January 28, 2013
Transporter 3 is the kind of movie that convinces me that the best James Bond movies being made these days don't have James Bond in them.
The Bond franchise grew silly and self-referential during Roger Moore's waning days, and has now swung to the opposite extreme. It doesn't help to have your lead actor running around trashing the role. First and foremost, Bond is good at his job and enjoys it. That means the actor has to enjoy it too. No angst, please.
As a case in point, no Bond flick since the demise of Sean Connery has outdone Cars 2. A car co-stars in the Transporter 3 too, an Audi A8 W12. Finn McMissile would see in it a kindred spirit. Though by the end of the movie I was thinking of Tom Hanks's indestructible luggage in Joe Versus the Volcano.
A reliable thriller formula is to stick two people together against their will; things blow up if they wander apart. In this case, the two people are stuck to each other and to the aforementioned Audi. The steps Frank Martin (Jason Statham) must take to stay with his car create the most entertaining scenes in the movie.
It's a total gimmick. Whatever proximity device this bomb uses defies every law of physics. I'm also pretty sure that the odds of even an Audi A8 W12 running perfectly well after being totally submerged in water are about zero. But playing by the gimmick's rules makes it all work.
One of the biggest problems with superhero movies are the supervillains and their stupid plots to take over the world. As I've said before, "superbad is superboring." It's much better to have the bad guys set out to do something straightforward and make that complicated instead.
The big bad boss (Robert Knepper) has a simple goal to accomplish: kidnap the daughter (Rudakova Valentina, sporting the cutest face of freckles ever) of a Ukranian minister (Jeroen Krabbé from The Fugitive, this time playing a good guy) in order to get him to sign off on a lucrative but illegal business deal.
Of course, the big bad boss goes about it in the most stupendously complicated way imaginable.
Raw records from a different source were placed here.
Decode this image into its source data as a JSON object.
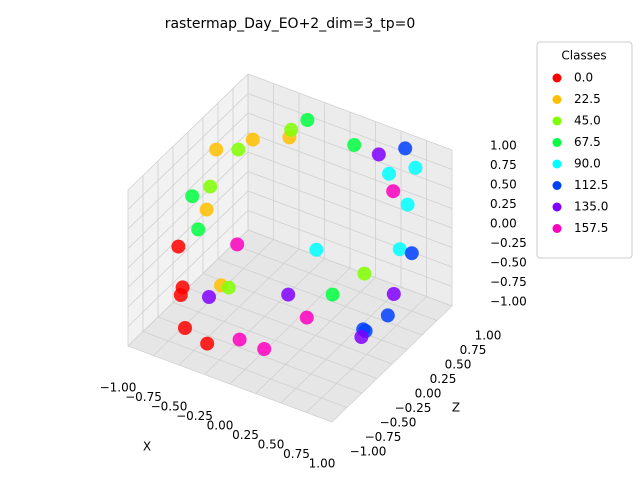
{
  "chart_data": {
    "type": "scatter3d",
    "title": "rastermap_Day_EO+2_dim=3_tp=0",
    "xlabel": "X",
    "ylabel": "Z",
    "xlim": [
      -1,
      1
    ],
    "ylim": [
      -1,
      1
    ],
    "zlim": [
      -1,
      1
    ],
    "xticks": [
      {
        "value": -1,
        "label": "−1.00"
      },
      {
        "value": -0.75,
        "label": "−0.75"
      },
      {
        "value": -0.5,
        "label": "−0.50"
      },
      {
        "value": -0.25,
        "label": "−0.25"
      },
      {
        "value": 0,
        "label": "0.00"
      },
      {
        "value": 0.25,
        "label": "0.25"
      },
      {
        "value": 0.5,
        "label": "0.50"
      },
      {
        "value": 0.75,
        "label": "0.75"
      },
      {
        "value": 1,
        "label": "1.00"
      }
    ],
    "yticks": [
      {
        "value": -1,
        "label": "−1.00"
      },
      {
        "value": -0.75,
        "label": "−0.75"
      },
      {
        "value": -0.5,
        "label": "−0.50"
      },
      {
        "value": -0.25,
        "label": "−0.25"
      },
      {
        "value": 0,
        "label": "0.00"
      },
      {
        "value": 0.25,
        "label": "0.25"
      },
      {
        "value": 0.5,
        "label": "0.50"
      },
      {
        "value": 0.75,
        "label": "0.75"
      },
      {
        "value": 1,
        "label": "1.00"
      }
    ],
    "zticks": [
      {
        "value": -1,
        "label": "−1.00"
      },
      {
        "value": -0.75,
        "label": "−0.75"
      },
      {
        "value": -0.5,
        "label": "−0.50"
      },
      {
        "value": -0.25,
        "label": "−0.25"
      },
      {
        "value": 0,
        "label": "0.00"
      },
      {
        "value": 0.25,
        "label": "0.25"
      },
      {
        "value": 0.5,
        "label": "0.50"
      },
      {
        "value": 0.75,
        "label": "0.75"
      },
      {
        "value": 1,
        "label": "1.00"
      }
    ],
    "grid": true,
    "legend": {
      "title": "Classes",
      "loc": "upper right"
    },
    "series": [
      {
        "name": "0.0",
        "color": "#ff0000",
        "x": [
          -0.6,
          -0.5,
          -0.8,
          -0.4,
          -0.7
        ],
        "y": [
          -0.8,
          -0.9,
          -0.5,
          -0.7,
          -0.6
        ],
        "z": [
          -0.3,
          -0.6,
          0.0,
          -0.9,
          -0.4
        ]
      },
      {
        "name": "22.5",
        "color": "#ffbf00",
        "x": [
          -0.9,
          -0.6,
          -0.7,
          -0.3,
          -0.5
        ],
        "y": [
          0.3,
          0.4,
          -0.2,
          0.5,
          -0.3
        ],
        "z": [
          0.6,
          0.8,
          0.3,
          0.9,
          -0.5
        ]
      },
      {
        "name": "45.0",
        "color": "#80ff00",
        "x": [
          -0.9,
          -0.4,
          -0.6,
          0.2,
          -0.8
        ],
        "y": [
          0.2,
          0.7,
          0.0,
          0.9,
          0.5
        ],
        "z": [
          0.2,
          0.8,
          -0.8,
          -0.9,
          0.5
        ]
      },
      {
        "name": "67.5",
        "color": "#00ff40",
        "x": [
          -0.9,
          -0.3,
          0.3,
          -0.9,
          0.1
        ],
        "y": [
          -0.1,
          0.8,
          0.2,
          0.0,
          0.9
        ],
        "z": [
          0.3,
          0.9,
          -0.6,
          -0.2,
          0.7
        ]
      },
      {
        "name": "90.0",
        "color": "#00ffff",
        "x": [
          0.5,
          0.8,
          0.2,
          0.9,
          0.7
        ],
        "y": [
          0.8,
          0.6,
          0.1,
          0.3,
          0.9
        ],
        "z": [
          0.6,
          0.5,
          0.0,
          0.2,
          0.7
        ]
      },
      {
        "name": "112.5",
        "color": "#0040ff",
        "x": [
          0.9,
          0.6,
          0.9,
          0.6,
          0.8
        ],
        "y": [
          0.5,
          0.2,
          0.1,
          0.9,
          -0.1
        ],
        "z": [
          0.0,
          -0.9,
          -0.5,
          0.9,
          -0.6
        ]
      },
      {
        "name": "135.0",
        "color": "#8000ff",
        "x": [
          0.9,
          0.1,
          0.7,
          0.4,
          -0.5
        ],
        "y": [
          0.2,
          -0.2,
          0.0,
          0.8,
          -0.5
        ],
        "z": [
          -0.3,
          -0.4,
          -0.8,
          0.8,
          -0.5
        ]
      },
      {
        "name": "157.5",
        "color": "#ff00bf",
        "x": [
          -0.2,
          0.4,
          -0.4,
          0.6,
          0.1
        ],
        "y": [
          -0.5,
          -0.4,
          -0.2,
          0.7,
          -0.6
        ],
        "z": [
          -0.9,
          -0.4,
          0.0,
          0.5,
          -0.8
        ]
      }
    ]
  }
}
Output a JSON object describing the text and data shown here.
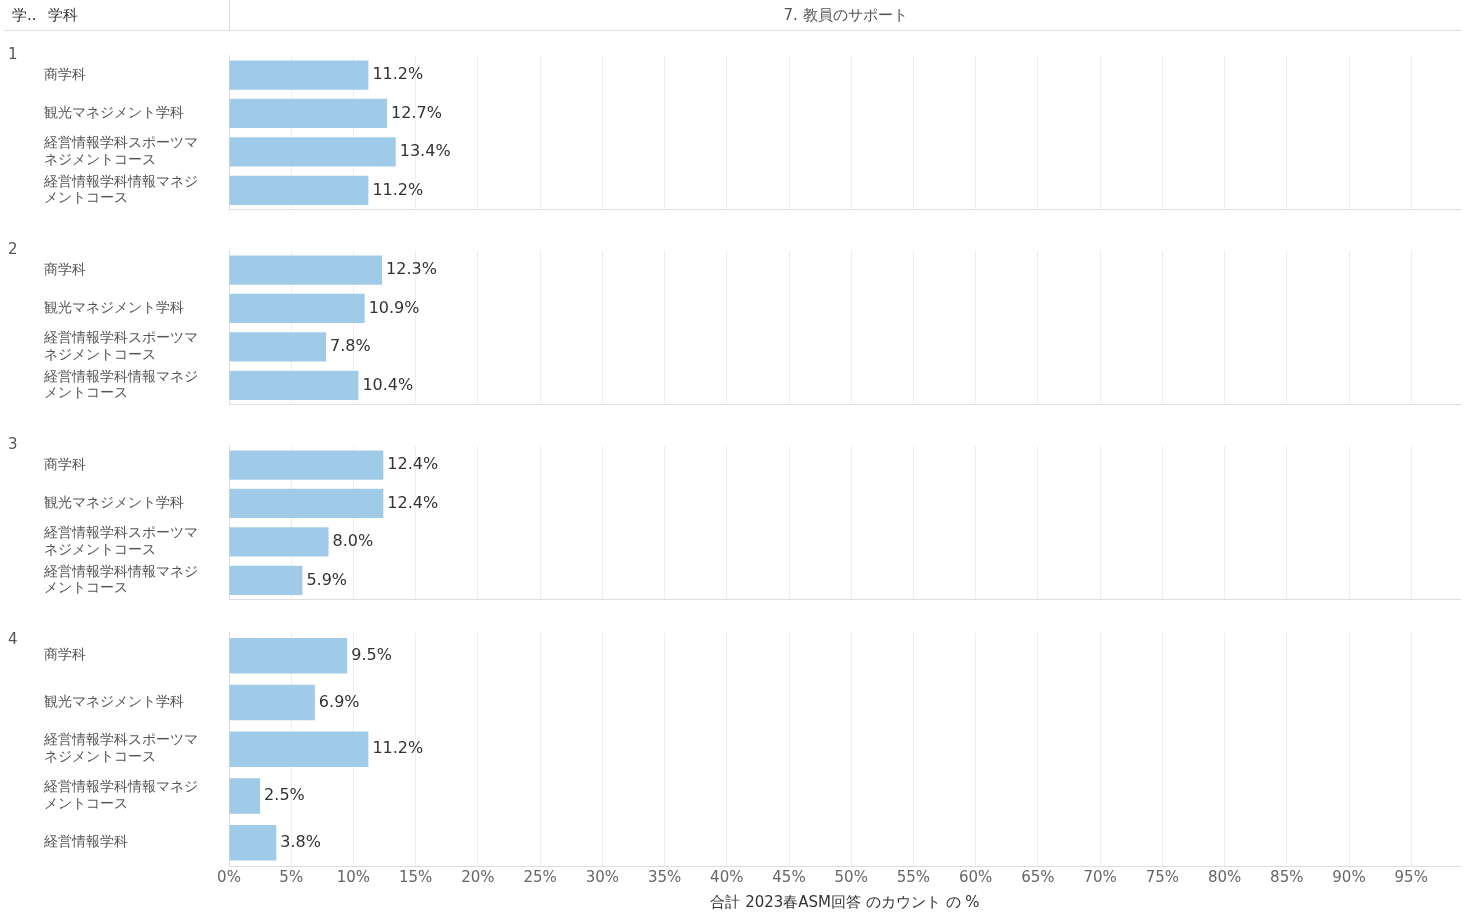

But like the car, there wouldn't be much of a story without all the stupendous complications. At least nobody's trying to destroy the world.
Statham's Frank Martin has a lot in common with Jim Caviezel's John Reese. He's an ordinary guy in a cool suit who just wants to get the job done. (Until he takes off his shirt, that is, so they keep coming up with excuses for him to take off his shirt; Statham was once a championship platform diver.)
The one off-note early on is that it takes him too long to figure out that his passenger is "the package." Duh. But they also give him an "M" (François Berléand) to do the heavy thinking, again, much like Person of Interest. Nobody watches Transporter films for the deep thoughts and social commentary.
You want big fight scenes that ultimately make no sense? Technology that makes no sense? Chase scenes that make no sense? Cute romantic interludes that make no sense? Stuff exploding all over the place? And a lead actor with two facial expressions and a droll delivery? Check, check, check, check, check and check.
Turn on the ignition, turn off the brain, and have fun watching things go zoom and boom.